Expérience à céder : cherche repreneur !

Expérience à céder : cherche repreneur !
Vous les connaissez ces expressions qui inondent les écrits et les discours. Elles sont bien pratiques pour tout auteur ou orateur en mal d’inspiration. Il suffit d’en enfiler quelques-unes pour sembler avoir dit quelque chose. Quelque chose en phase avec l’air du temps. Les chaînes d’infos en continu n’y sont sans doute pas pour rien. Le problème est que ces facilités de langage prennent racine en nous et remplacent la réflexion nécessaire.
Bon, me voilà pris au piège ! Comment écrire encore quelques lignes sans me laisser entraîner à la facilité d’un de ces truismes ? Eh oui, une bonne occasion d’oser un mot qui nous sortira du courant ! Selon les dictionnaires, le truisme est une vérité d’évidence, une banalité.
Ainsi mis en garde, tentons d’aborder quelques-unes de ces expressions « virales », comme on dit depuis le règne d’internet. Nous savons tous que nous sommes dans un monde qui change, bousculant les repères traditionnels ; un monde où le jeunisme fait la loi, mais où la jeunesse est sacrifiée ; un monde où les seniors n’ont plus accès à l’emploi, mais s’épanouissent dans une vie de loisirs… Les évidences n’hésitent pas à s’annihiler l’une l’autre.
Toutes ces banalités tournent autour d’un thème qui préoccupe chacun, d’où leur succès : la vie est faite d’instants qui passent très vite. Ce que nous avons cru solide à un moment ne l’est pas tant que ça. Et de façon plus personnelle, quelle trace laissons-nous, que transmettons-nous ?
On vous dit alors : votre expérience, voilà le bien précieux à transmettre. L’écrivain Roland Dorgelès répond crument : « L’expérience, c’est comme un cure-dent ; personne ne veut utiliser celui d’un autre ». On vous avait prévenu : le monde change et n’a rien à faire de votre expérience dépassée. Voyez peut-être un musée.

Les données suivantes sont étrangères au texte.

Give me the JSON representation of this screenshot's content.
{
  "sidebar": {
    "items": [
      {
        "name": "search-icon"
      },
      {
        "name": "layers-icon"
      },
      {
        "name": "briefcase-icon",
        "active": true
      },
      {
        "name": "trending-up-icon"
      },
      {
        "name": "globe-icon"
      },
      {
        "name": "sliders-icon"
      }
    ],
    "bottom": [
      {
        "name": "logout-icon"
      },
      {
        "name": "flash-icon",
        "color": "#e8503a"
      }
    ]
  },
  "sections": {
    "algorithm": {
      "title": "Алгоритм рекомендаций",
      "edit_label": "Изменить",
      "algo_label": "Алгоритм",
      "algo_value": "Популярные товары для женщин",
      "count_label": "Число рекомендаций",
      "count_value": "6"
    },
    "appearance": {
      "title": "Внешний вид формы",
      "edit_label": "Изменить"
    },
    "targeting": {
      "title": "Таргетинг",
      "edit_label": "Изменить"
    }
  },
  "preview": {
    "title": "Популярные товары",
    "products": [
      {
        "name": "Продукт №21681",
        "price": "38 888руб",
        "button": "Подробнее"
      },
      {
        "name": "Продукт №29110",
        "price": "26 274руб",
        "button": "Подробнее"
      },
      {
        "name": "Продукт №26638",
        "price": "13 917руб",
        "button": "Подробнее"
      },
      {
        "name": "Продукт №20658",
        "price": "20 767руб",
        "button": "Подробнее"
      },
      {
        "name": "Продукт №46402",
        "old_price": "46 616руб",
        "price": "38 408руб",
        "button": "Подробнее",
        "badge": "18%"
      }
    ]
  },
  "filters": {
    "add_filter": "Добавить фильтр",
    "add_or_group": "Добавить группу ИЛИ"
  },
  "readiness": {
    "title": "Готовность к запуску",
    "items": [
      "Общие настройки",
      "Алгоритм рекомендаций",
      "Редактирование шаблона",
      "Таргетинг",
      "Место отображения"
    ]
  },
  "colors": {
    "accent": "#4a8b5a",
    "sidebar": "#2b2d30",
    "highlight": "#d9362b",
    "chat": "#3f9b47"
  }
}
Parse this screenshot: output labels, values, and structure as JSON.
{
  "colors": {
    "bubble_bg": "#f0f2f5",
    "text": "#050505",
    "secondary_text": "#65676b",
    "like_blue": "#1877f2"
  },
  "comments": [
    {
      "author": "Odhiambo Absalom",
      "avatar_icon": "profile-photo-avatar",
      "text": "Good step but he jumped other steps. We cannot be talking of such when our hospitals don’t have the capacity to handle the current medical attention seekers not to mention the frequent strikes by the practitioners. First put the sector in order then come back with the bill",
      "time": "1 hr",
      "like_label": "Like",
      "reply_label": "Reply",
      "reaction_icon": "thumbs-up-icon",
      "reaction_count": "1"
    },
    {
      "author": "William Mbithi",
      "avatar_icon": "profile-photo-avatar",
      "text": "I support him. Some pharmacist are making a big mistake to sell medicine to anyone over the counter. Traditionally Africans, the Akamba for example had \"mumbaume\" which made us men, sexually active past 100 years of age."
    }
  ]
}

Mais avant de penser à la succession, qu’est-ce que je fais de ma propre expérience ? Force est de constater que je retombe trop souvent dans les mêmes erreurs, les mêmes travers. Pourtant j’en ai déjà fait l’amère expérience. Si l’on hérite peu de l’expérience des autres, on peine aussi à se nourrir de son propre vécu.
L’expérience dilapidée, c’est l’histoire millénaire du peuple israélite. Sans cesse les mêmes erreurs de parcours, les mêmes mauvais choix et les mêmes avertissements de Dieu. La Bible consacre  quelques centaines de pages à ce constat : comme quoi il est essentiel. Paul écrit aux chrétiens de Corinthe : « Ces choses–là sont arrivées à nos ancêtres pour nous servir d’exemples. On les a écrites pour nous avertir » (1 Corinthiens 10:11). Pierre ne dit pas autre chose : « La façon de vivre que vous avez reçue de vos ancêtres ne menait à rien. Mais vous le savez, Dieu a payé un grand prix pour vous libérer de cette façon de vivre » (1 Pierre 1:18).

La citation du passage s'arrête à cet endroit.